Guinea is the world’s largest producer of the mineral Bauxite, which is the main source of aluminum. Guinea also possesses reserves of hydropower and solar power, and it exports other valuable minerals: it’s the world’s fifth largest producer of iron ore and it also produces gold and diamonds.

Historically, however, Guinea has experienced tremendous difficulty in profiting from this potential. Correspondingly, Guinea has high rates of poverty, high inflation, and low levels of tax revenues. According to a joint study by Global Financial Integrity and the African Development Bank, Guinea lost about 10 percent of its GDP in illicit financial flows between 1980 and 2009.

Since it gained independence from France in 1958, Guinea has been dominated by three major authoritarian leaders, each seizing and solidifying power using military force and rigged elections.
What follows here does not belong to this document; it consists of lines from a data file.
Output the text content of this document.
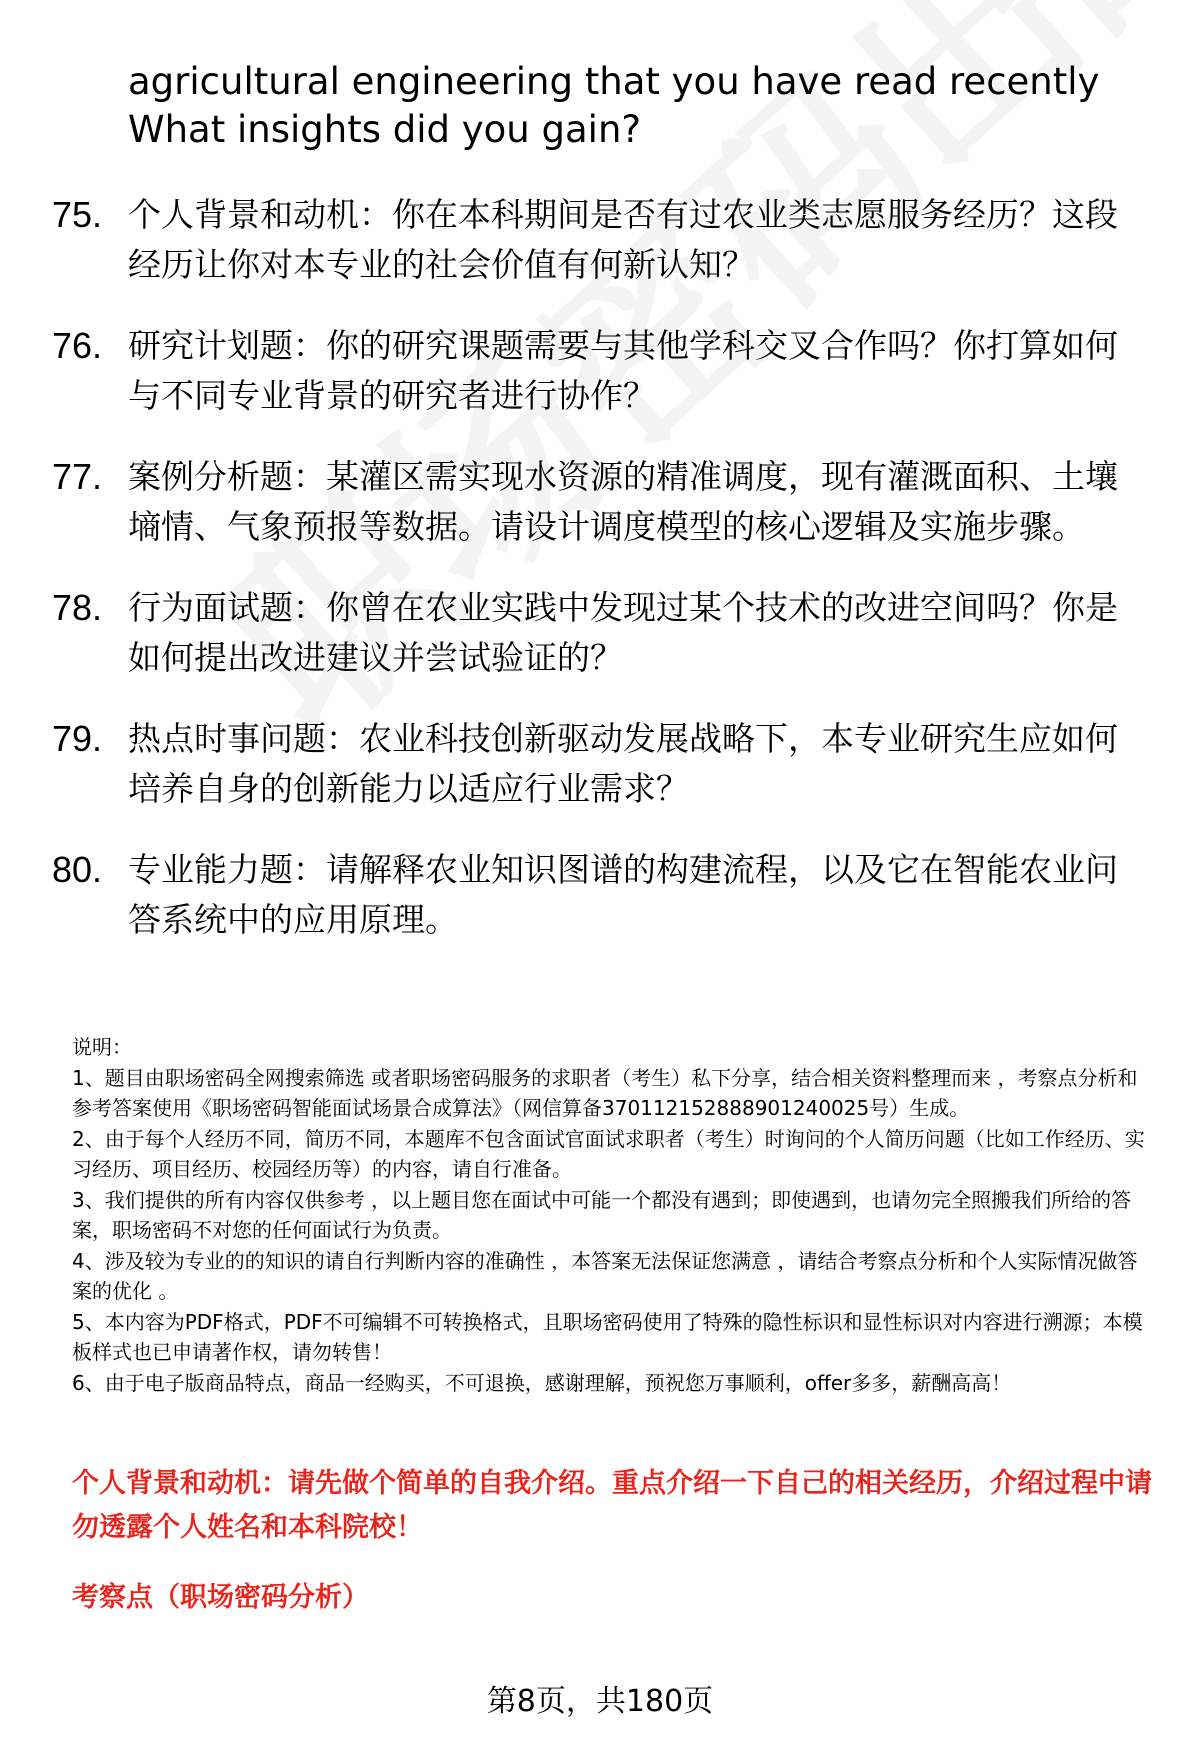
agricultural engineering that you have read recently What insights did you gain?
75. 个人背景和动机：你在本科期间是否有过农业类志愿服务经历？这段经历让你对本专业的社会价值有何新认知？
76. 研究计划题：你的研究课题需要与其他学科交叉合作吗？你打算如何与不同专业背景的研究者进行协作？
77. 案例分析题：某灌区需实现水资源的精准调度，现有灌溉面积、土壤墒情、气象预报等数据。请设计调度模型的核心逻辑及实施步骤。
78. 行为面试题：你曾在农业实践中发现过某个技术的改进空间吗？你是如何提出改进建议并尝试验证的？
79. 热点时事问题：农业科技创新驱动发展战略下，本专业研究生应如何培养自身的创新能力以适应行业需求？
80. 专业能力题：请解释农业知识图谱的构建流程，以及它在智能农业问答系统中的应用原理。

说明：

1、题目由职场密码全网搜索筛选 或者职场密码服务的求职者（考生）私下分享，结合相关资料整理而来 ，考察点分析和参考答案使用《职场密码智能面试场景合成算法》（网信算备370112152888901240025号）生成。

2、由于每个人经历不同，简历不同，本题库不包含面试官面试求职者（考生）时询问的个人简历问题（比如工作经历、实习经历、项目经历、校园经历等）的内容，请自行准备。

3、我们提供的所有内容仅供参考 ，以上题目您在面试中可能一个都没有遇到；即使遇到，也请勿完全照搬我们所给的答案，职场密码不对您的任何面试行为负责。

4、涉及较为专业的的知识的请自行判断内容的准确性 ，本答案无法保证您满意 ，请结合考察点分析和个人实际情况做答案的优化 。

5、本内容为PDF格式，PDF不可编辑不可转换格式，且职场密码使用了特殊的隐性标识和显性标识对内容进行溯源；本模板样式也已申请著作权，请勿转售！

6、由于电子版商品特点，商品一经购买，不可退换，感谢理解，预祝您万事顺利，offer多多，薪酬高高！

个人背景和动机：请先做个简单的自我介绍。重点介绍一下自己的相关经历，介绍过程中请勿透露个人姓名和本科院校！
考察点（职场密码分析）
第8页，共180页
Guinea reached a turning point, however, on governance in recent years, holding its first free and competitive democratic presidential and legislative elections in 2010 and 2013, respectively. According to Freedom House, Guinea has shown steady improvements in transparency and governance, since the election of President Alpha Condé in 2010.
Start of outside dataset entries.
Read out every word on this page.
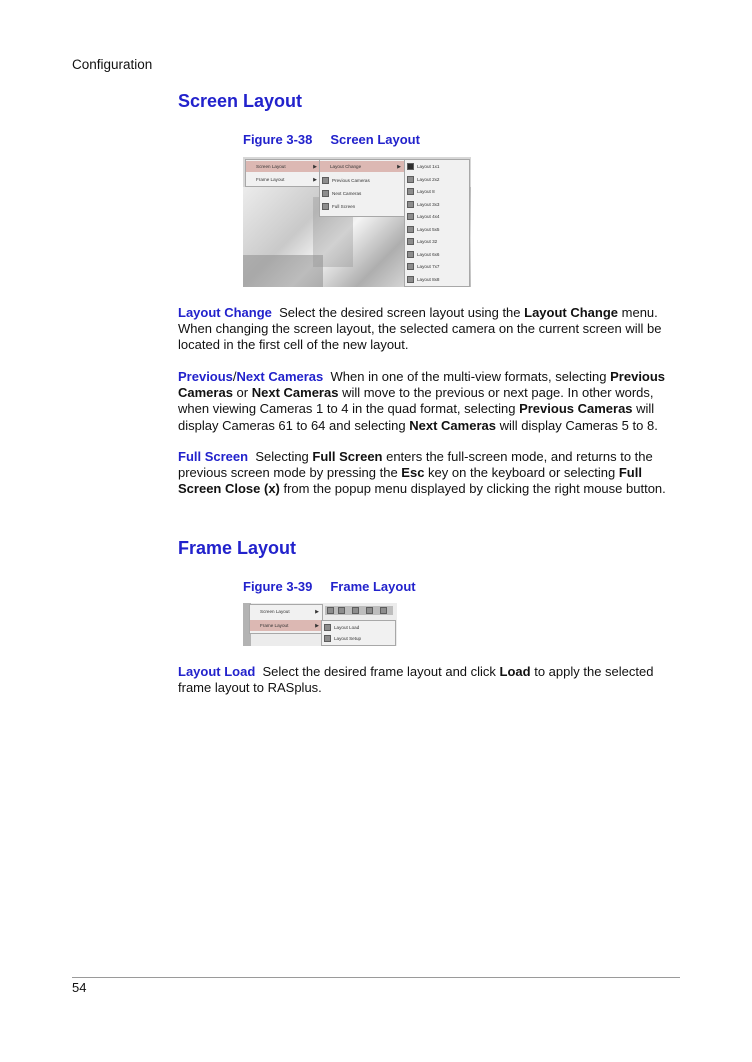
Configuration
Screen Layout
Figure 3-38 Screen Layout
Screen Layout	▶
Frame Layout	▶
Layout Change	▶
Previous Cameras
Next Cameras
Full Screen
Layout 1x1
Layout 2x2
Layout 8
Layout 3x3
Layout 4x4
Layout 5x5
Layout 32
Layout 6x6
Layout 7x7
Layout 8x8

Layout Change Select the desired screen layout using the Layout Change menu. When changing the screen layout, the selected camera on the current screen will be located in the first cell of the new layout.

Previous/Next Cameras When in one of the multi-view formats, selecting Previous Cameras or Next Cameras will move to the previous or next page. In other words, when viewing Cameras 1 to 4 in the quad format, selecting Previous Cameras will display Cameras 61 to 64 and selecting Next Cameras will display Cameras 5 to 8.

Full Screen Selecting Full Screen enters the full-screen mode, and returns to the previous screen mode by pressing the Esc key on the keyboard or selecting Full Screen Close (x) from the popup menu displayed by clicking the right mouse button.

Frame Layout
Figure 3-39 Frame Layout
Screen Layout	▶
Frame Layout	▶	Layout Load
Layout Setup

Layout Load Select the desired frame layout and click Load to apply the selected frame layout to RASplus.

54
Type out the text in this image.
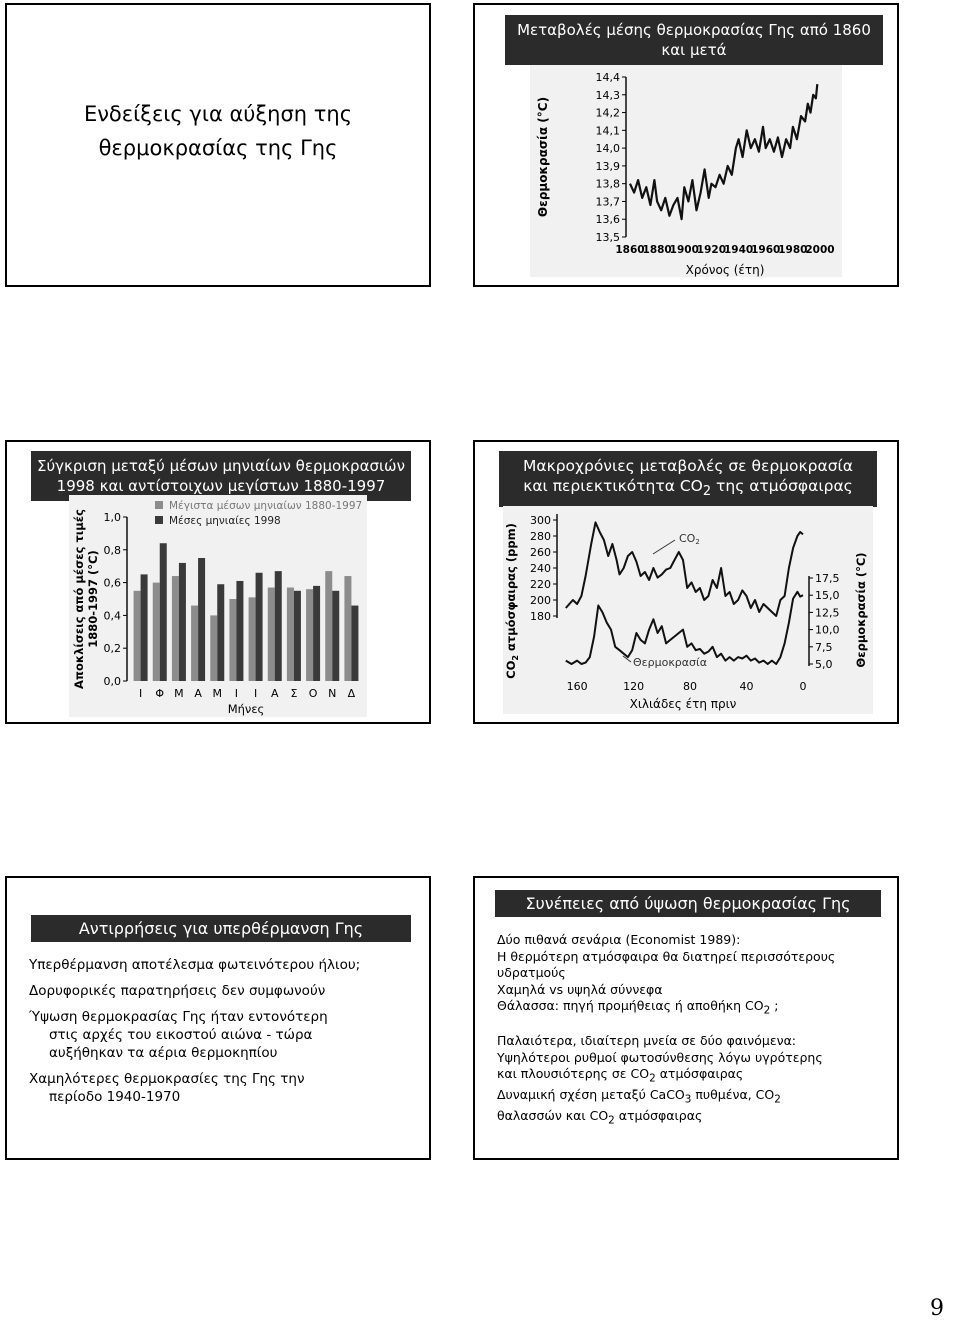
Ενδείξεις για αύξηση της
θερμοκρασίας της Γης
Μεταβολές μέσης θερμοκρασίας Γης από 1860
και μετά
14,4
14,3
14,2
14,1
14,0
13,9
13,8
13,7
13,6
13,5
1860
1880
1900
1920
1940
1960
1980
2000
Χρόνος (έτη)
Θερμοκρασία (°C)
Σύγκριση μεταξύ μέσων μηνιαίων θερμοκρασιών
1998 και αντίστοιχων μεγίστων 1880-1997
1,0
0,8
0,6
0,4
0,2
0,0
Ι Φ Μ Α Μ Ι Ι Α Σ Ο Ν Δ
Μήνες
Μέγιστα μέσων μηνιαίων 1880-1997
Μέσες μηνιαίες 1998
Αποκλίσεις από μέσες τιμές 1880-1997 (°C)
Μακροχρόνιες μεταβολές σε θερμοκρασία
και περιεκτικότητα $CO_2$ της ατμόσφαιρας
300
280
260
240
220
200
180
17,5
15,0
12,5
10,0
7,5
5,0
160	120	80	40	0
Χιλιάδες έτη πριν
$CO_2$ ατμόσφαιρας (ppm)	Θερμοκρασία (°C)
CO2
Θερμοκρασία
Αντιρρήσεις για υπερθέρμανση Γης

Υπερθέρμανση αποτέλεσμα φωτεινότερου ήλιου;

Δορυφορικές παρατηρήσεις δεν συμφωνούν

Ύψωση θερμοκρασίας Γης ήταν εντονότερη
στις αρχές του εικοστού αιώνα - τώρα
αυξήθηκαν τα αέρια θερμοκηπίου

Χαμηλότερες θερμοκρασίες της Γης την
περίοδο 1940-1970

Συνέπειες από ύψωση θερμοκρασίας Γης

Δύο πιθανά σενάρια (Economist 1989):

Η θερμότερη ατμόσφαιρα θα διατηρεί περισσότερους υδρατμούς

Χαμηλά vs υψηλά σύννεφα

Θάλασσα: πηγή προμήθειας ή αποθήκη $CO_2$ ;

Παλαιότερα, ιδιαίτερη μνεία σε δύο φαινόμενα:

Υψηλότεροι ρυθμοί φωτοσύνθεσης λόγω υγρότερης

και πλουσιότερης σε $CO_2$ ατμόσφαιρας

Δυναμική σχέση μεταξύ CaCO$_3$ πυθμένα, $CO_2$

θαλασσών και $CO_2$ ατμόσφαιρας

9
Given its history, however, it should come as no surprise that Guinea ranks 150 out of 177 on Transparency International’s 2013 Corruption Perception Index and Freedom House still labels the nation “partly free.”

Corruption often precludes nations like Guinea from profiting from their natural resource wealth. Conversely, natural resource wealth itself can lead to corruption. In either direction, there is a relatively well-documented association between natural resource wealth and poor governance, most notably corruption, in the literature. For example, Leite and Weidman (2002) use a cross-country model to find that larger exports of fuels and ores are associated with worse corruption scores, while agriculture and food exports are related to better scores. There are also some empirical studies that have shown resource wealth, particularly in minerals and ore, lead to increased corruption.
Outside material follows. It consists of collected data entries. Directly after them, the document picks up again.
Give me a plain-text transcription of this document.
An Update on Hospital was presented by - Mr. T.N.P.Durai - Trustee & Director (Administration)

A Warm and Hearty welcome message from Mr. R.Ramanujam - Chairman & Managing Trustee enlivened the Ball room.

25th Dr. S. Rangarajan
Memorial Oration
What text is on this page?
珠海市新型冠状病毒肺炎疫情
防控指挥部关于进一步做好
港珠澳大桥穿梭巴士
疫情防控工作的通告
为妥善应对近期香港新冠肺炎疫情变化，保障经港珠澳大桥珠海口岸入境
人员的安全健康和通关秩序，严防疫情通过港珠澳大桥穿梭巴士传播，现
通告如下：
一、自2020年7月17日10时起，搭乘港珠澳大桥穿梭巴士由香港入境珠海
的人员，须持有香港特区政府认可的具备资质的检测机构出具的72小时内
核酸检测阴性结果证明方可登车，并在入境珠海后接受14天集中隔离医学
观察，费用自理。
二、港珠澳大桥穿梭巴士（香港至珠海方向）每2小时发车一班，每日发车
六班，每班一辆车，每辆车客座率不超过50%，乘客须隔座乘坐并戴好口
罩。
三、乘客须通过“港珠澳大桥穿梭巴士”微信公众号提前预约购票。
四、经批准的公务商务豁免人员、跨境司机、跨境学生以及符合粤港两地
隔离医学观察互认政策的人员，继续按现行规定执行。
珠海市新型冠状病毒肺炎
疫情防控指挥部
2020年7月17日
Recognizing these important dynamics, since Guinea has begun its transition to fledgling democracy, it has instituted some important reforms in its extractive industries sector. For example, Guinea joined the Extractive Industries Transparency Initiative (EITI) in 2007—and after a suspension during its socio-political crisis in 2009—it renewed its membership in 2012.

In 2011, Guinea developed a mining code that sets a 35% government ownership threshold for mining companies, and mandates those companies to sign a code of conduct against corrupt practices. Earlier this year, Guinea launched a website that publishes mining titles and contracts online. The President of Guinea’s Technical Committee, Nava Touré, commented: “The launch is a major step in creating the transparency we are seeking to develop in Guinea’s mining sector.”

In a telling anecdote on the subject of transparency and corruption, this month the government of Guinea decided to strip BSG Resources of its mining concessions after an investigation revealed the company had obtained them through corruption. Specifically, the report alleges that BSGR paid bribes totaling about $3 million to the wife of then-dictatorial ruler Lansana Conté between 2006 and 2008.

These are all huge, and relatively unexpected, steps toward developing transparency in extractive industries for this nation—an important strategy for reducing corruption and tax evasion. As Caroline Kende-Robb, Executive Director of the Africa Progress Panel, has pointed out, “a country like Guinea is now publishing contracts online. They have now 60 contracts online within the last year. Nobody thought that that would happen about a year ago.”

In many ways, the subjects of transparency, governance, and corruption are so tightly interwoven that it is difficult to isolate the movement of one from another. For example, Guinea is now increasing transparency because it has improved governance, but these changes will likely reduce corruption, which should also further improve governance. Guinea may now be swept up in a fledgling, yet self-reinforcing, virtuous cycle between these dynamics. That would be nothing but a good thing for this transitional democratic nation.